I can remember seeing a teacher later in the day after those baggies of fish were delivered who said, “Thank you so much for the fish.” To which I replied, “My pleasure, did you get to enjoy them?”
She said, “No, actually, I gave them to my students. They were working really hard.”
Fast forward to a month or so later, I was offering a couple of teachers I saw in the hallway a snack from a basket I was carrying around.
One of the teachers encouraged me to go into the workroom and make sure that all of the teachers in there got something before he did. He also spotted some chocolate that he knew another teacher in his department would love and encouraged me to find her to make her day with that treat.
Teachers were really excited for a little bag of Cheez It’s that I bet contained no more than 10 pieces.
Think about that.
Big gratitude for a handful of Cheez It’s.

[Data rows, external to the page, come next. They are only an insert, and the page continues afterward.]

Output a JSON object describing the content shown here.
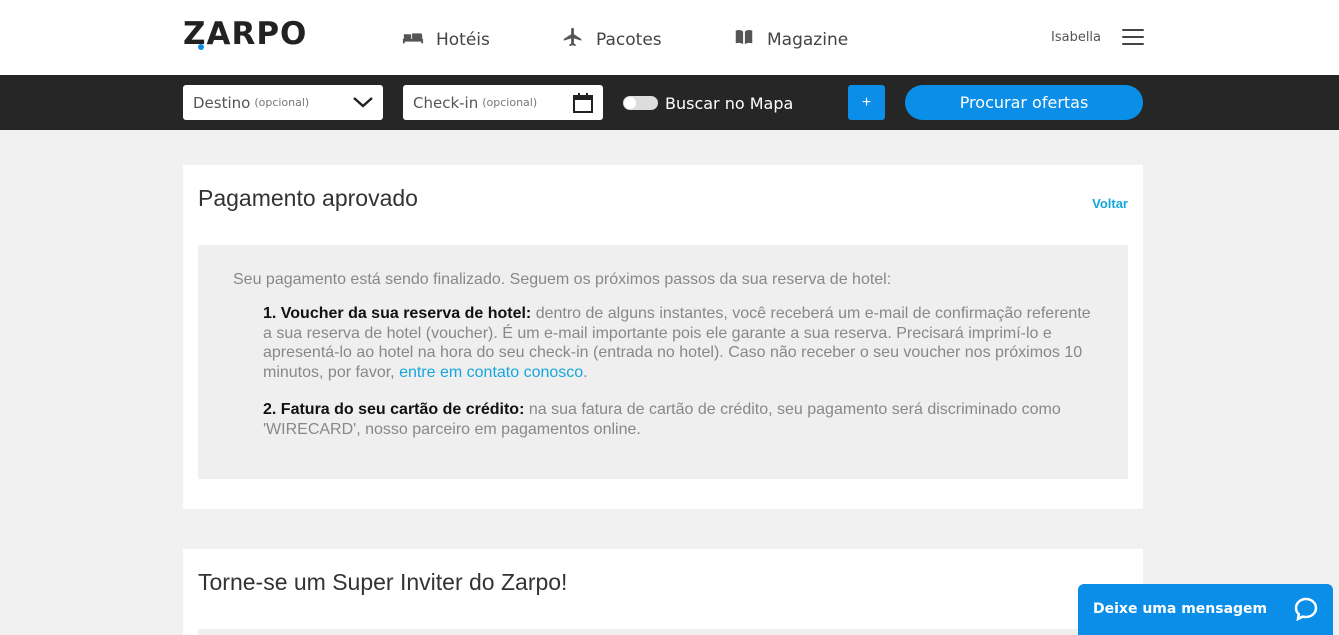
{
  "header": {
    "logo": "ZARPO",
    "nav": [
      {
        "label": "Hotéis",
        "icon": "bed-icon"
      },
      {
        "label": "Pacotes",
        "icon": "airplane-icon"
      },
      {
        "label": "Magazine",
        "icon": "book-icon"
      }
    ],
    "user": "Isabella",
    "menu_icon": "hamburger-menu-icon"
  },
  "search": {
    "destination_label": "Destino",
    "destination_optional": "(opcional)",
    "checkin_label": "Check-in",
    "checkin_optional": "(opcional)",
    "map_toggle_label": "Buscar no Mapa",
    "plus_label": "+",
    "submit_label": "Procurar ofertas"
  },
  "payment": {
    "title": "Pagamento aprovado",
    "back_label": "Voltar",
    "intro": "Seu pagamento está sendo finalizado. Seguem os próximos passos da sua reserva de hotel:",
    "step1_title": "1. Voucher da sua reserva de hotel:",
    "step1_text": " dentro de alguns instantes, você receberá um e-mail de confirmação referente a sua reserva de hotel (voucher). É um e-mail importante pois ele garante a sua reserva. Precisará imprimí-lo e apresentá-lo ao hotel na hora do seu check-in (entrada no hotel). Caso não receber o seu voucher nos próximos 10 minutos, por favor, ",
    "step1_link": "entre em contato conosco",
    "step1_end": ".",
    "step2_title": "2. Fatura do seu cartão de crédito:",
    "step2_text": " na sua fatura de cartão de crédito, seu pagamento será discriminado como 'WIRECARD', nosso parceiro em pagamentos online."
  },
  "inviter": {
    "title": "Torne-se um Super Inviter do Zarpo!"
  },
  "chat": {
    "label": "Deixe uma mensagem",
    "icon": "chat-bubble-icon"
  },
  "colors": {
    "accent": "#0a8ee8",
    "link": "#16a6de",
    "searchbar_bg": "#262626",
    "page_bg": "#f1f1f1"
  }
}
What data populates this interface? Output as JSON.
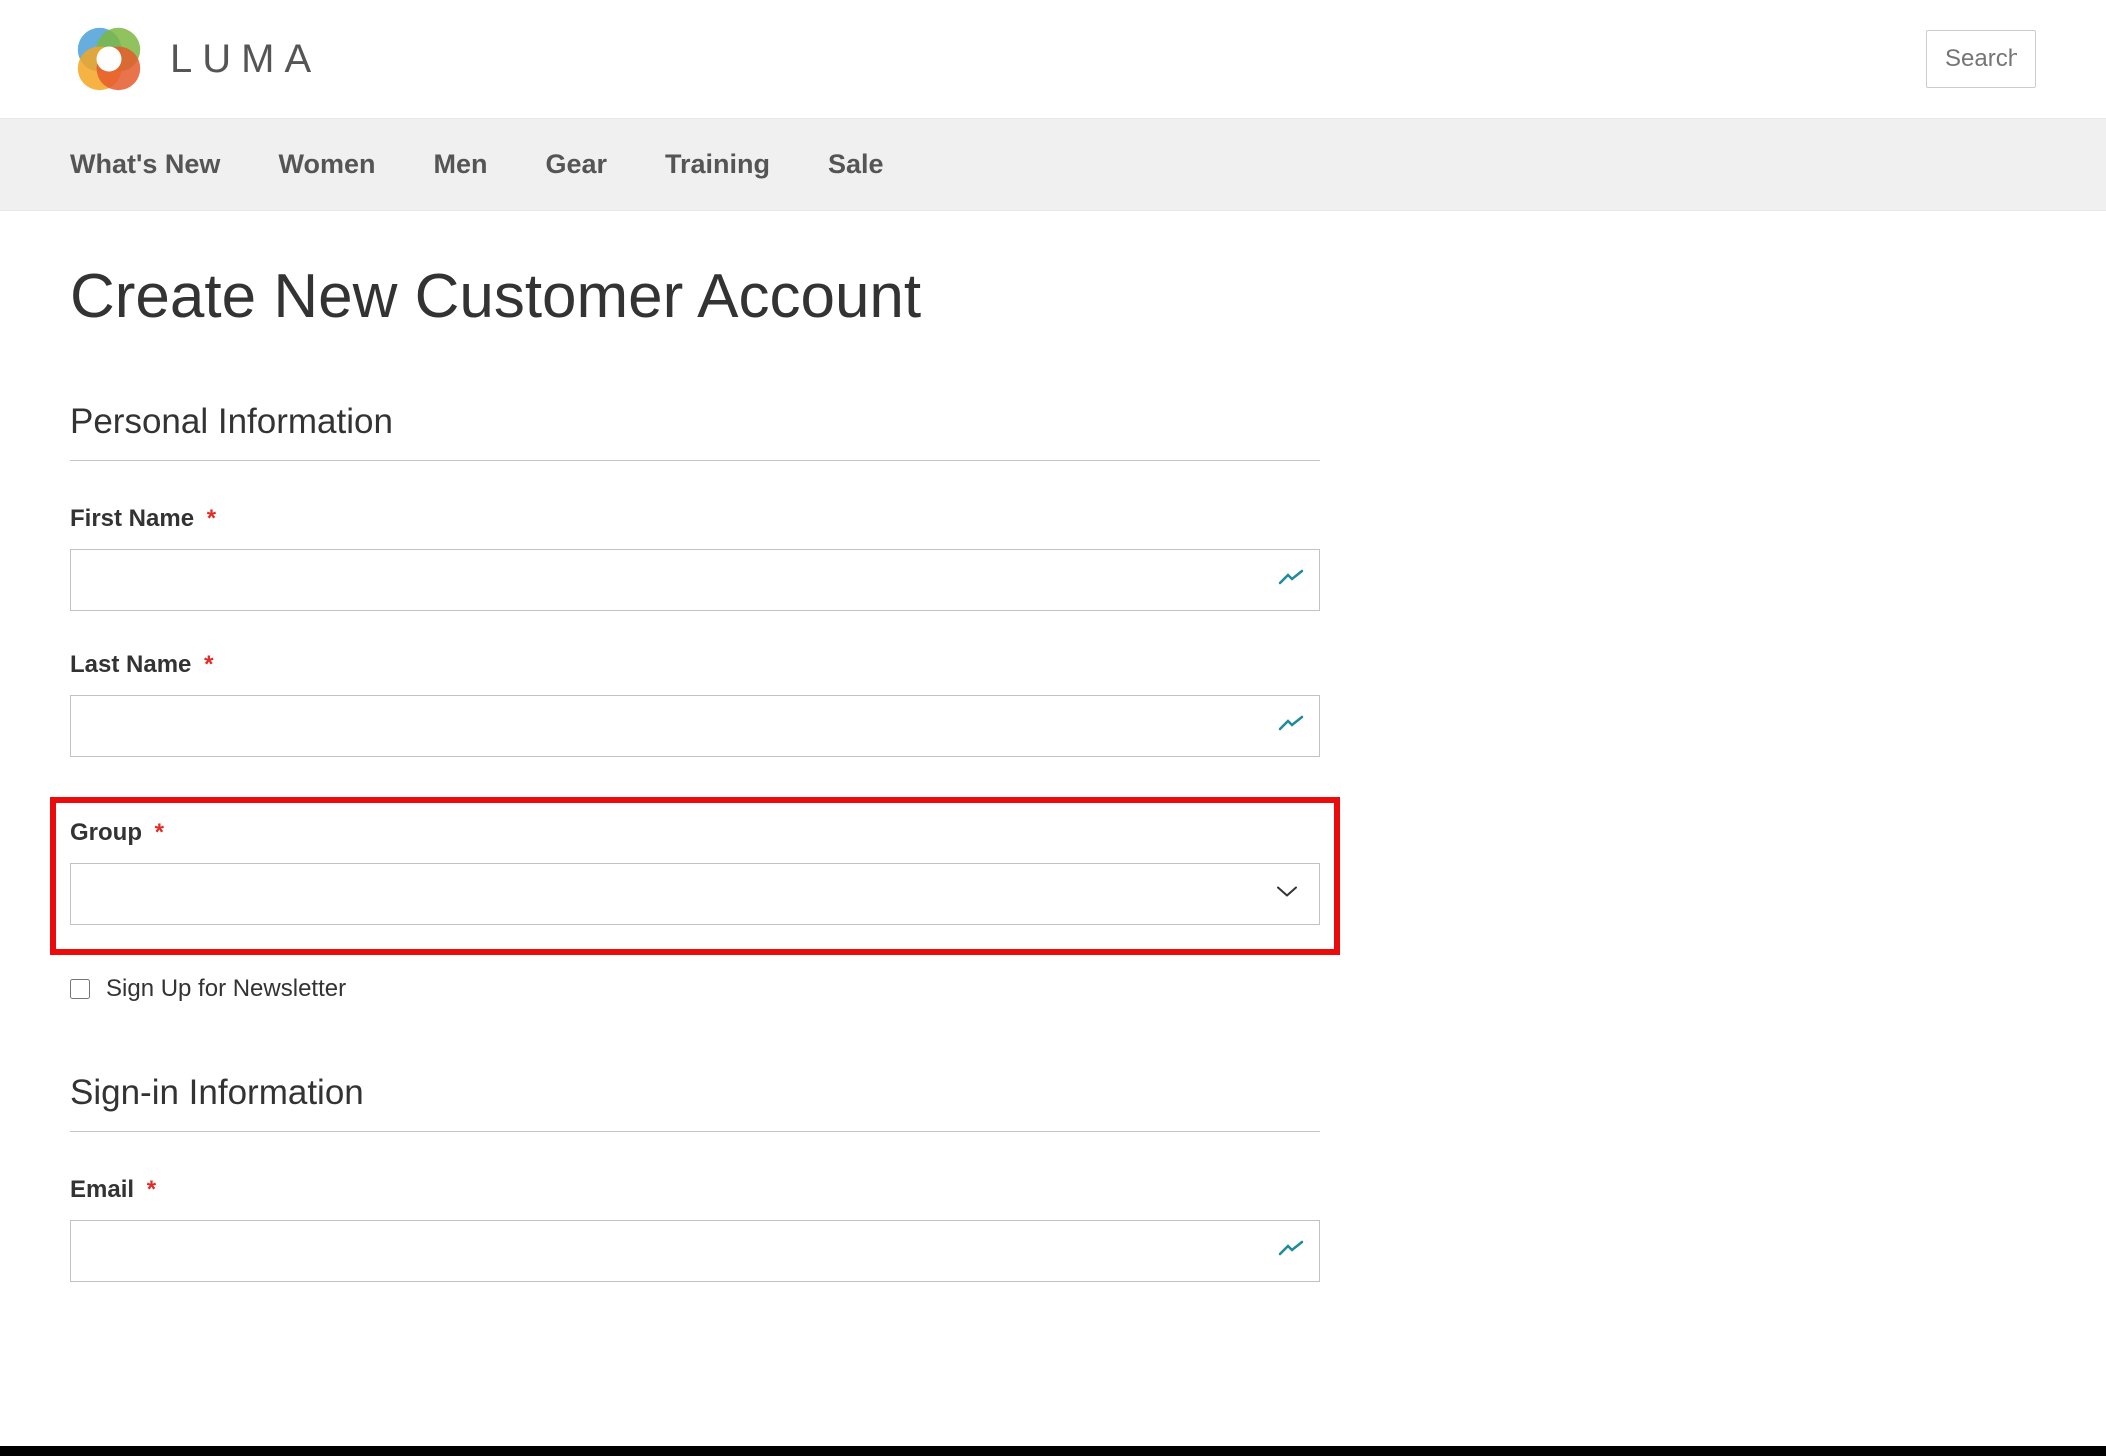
{
  "header": {
    "logo_text": "LUMA",
    "search_placeholder": "Search e"
  },
  "nav": {
    "items": [
      "What's New",
      "Women",
      "Men",
      "Gear",
      "Training",
      "Sale"
    ]
  },
  "page": {
    "title": "Create New Customer Account"
  },
  "form": {
    "personal_legend": "Personal Information",
    "first_name_label": "First Name",
    "last_name_label": "Last Name",
    "group_label": "Group",
    "newsletter_label": "Sign Up for Newsletter",
    "signin_legend": "Sign-in Information",
    "email_label": "Email",
    "required_marker": "*"
  }
}
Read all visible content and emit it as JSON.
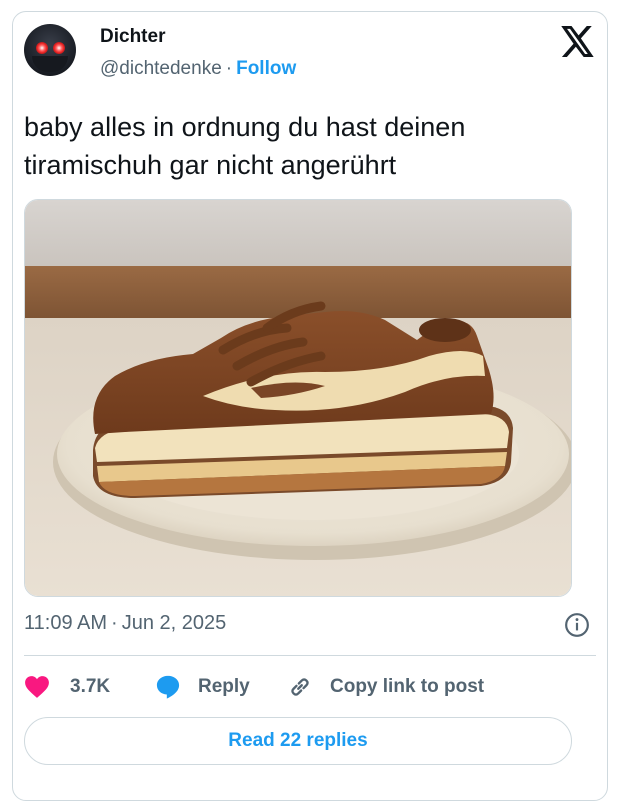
{
  "author": {
    "name": "Dichter",
    "handle": "@dichtedenke",
    "separator": "·",
    "follow_label": "Follow",
    "avatar_icon": "dark-figure-red-eyes-avatar"
  },
  "brand_icon": "x-logo-icon",
  "tweet": {
    "line1": "baby alles in ordnung du hast deinen",
    "line2": "tiramischuh gar nicht angerührt"
  },
  "media": {
    "subject_icon": "tiramisu-sneaker-on-plate-image"
  },
  "meta": {
    "time": "11:09 AM",
    "separator": "·",
    "date": "Jun 2, 2025",
    "info_icon": "info-icon"
  },
  "actions": {
    "like_count": "3.7K",
    "reply_label": "Reply",
    "copy_label": "Copy link to post"
  },
  "replies_button": "Read 22 replies",
  "colors": {
    "accent": "#1d9bf0",
    "like": "#f91880",
    "text": "#0f1419",
    "secondary": "#536471",
    "border": "#cfd9de"
  }
}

A theme is emerging my work with teachers. Just listen to how selfless and caring our teachers are – making sure that their students and colleagues get what they need before they do. Because this is what teachers do. They take good care of people. They feed hearts and minds every day.
Secondly, teachers are so thankful for so little. Contrary to popular belief, teachers want leaders to come into their classrooms every week to see all of the great things that are happening. Even if those visits are short. They want students to learn and grow. THEY want to learn and grow. They want to be encouraged in their hard work. They are grateful for so little – every little moment with them counts.
If we only spend time with teachers when we are evaluating them or only interact with them when we need something, psychological safety is not in place. That does not feel safe.
Proximity matters. Being deeply human together matters. Training our minds to see the good in others and reflecting that back to them – matters.
Too often our hard working educators are blamed for problems in our schools. Dr. Edward Deming once said, “A bad system will beat a good person every time.”
The problem is not our hard working educators.
The problem is the way we are doing school. In many ways, our systems are failing our educators and students.
And our staff is beyond tired.
I get very upset when I hear people blaming hard working educators. If we aren’t careful, our best and brightest will leave this profession that so deeply needs them. They’ve already started to leave. And there is a national shortage of educators.
Change won’t happen over night. But we must start to have this important conversation. We must talk with our students and staff about their school experience and work toward change.
And while we do the hard work on our systems, we must care for educators.
Rita Pierson once said, “Every child deserves a champion.” YES, more than one!
And you know what? Every educator deserves champions too.
Because this work is tough. But it matters. In a big way. Our future depends on it.
And it’s people. People change the world.
Let’s champion people every way we can. No move is too small. Just move. Be in their rooms every week, talk with people, celebrate the good. There is so much good if we train our minds to see it.
And let’s figure out how to make space for people. With sub shortages, there is so little time for our teachers to catch their breath, think deeply, and collaborate with colleagues. Administrators, we can take over classes so teachers can see each other teach and talk about student learning. We can model good instruction by making space for connection and honest dialogue at meetings. We can make content interactive and engaging instead of talking at people at staff meetings. We can leave notes in the classrooms we visit and thank people for all big and small ways we see them making a difference in our schools.
We can give people grace when they need it. We can give ourselves grace when we need it. Because our system needs a lot of work. It’s our systems that are broken. Not our people.
Let’s do what we can to change our systems. And while we do that important work, “How might we nourish the hearts and minds of our educators?”
I’m not getting it right every day. But it matters too much to not continue caring deeply and trying.
Our educators are our greatest hope right now.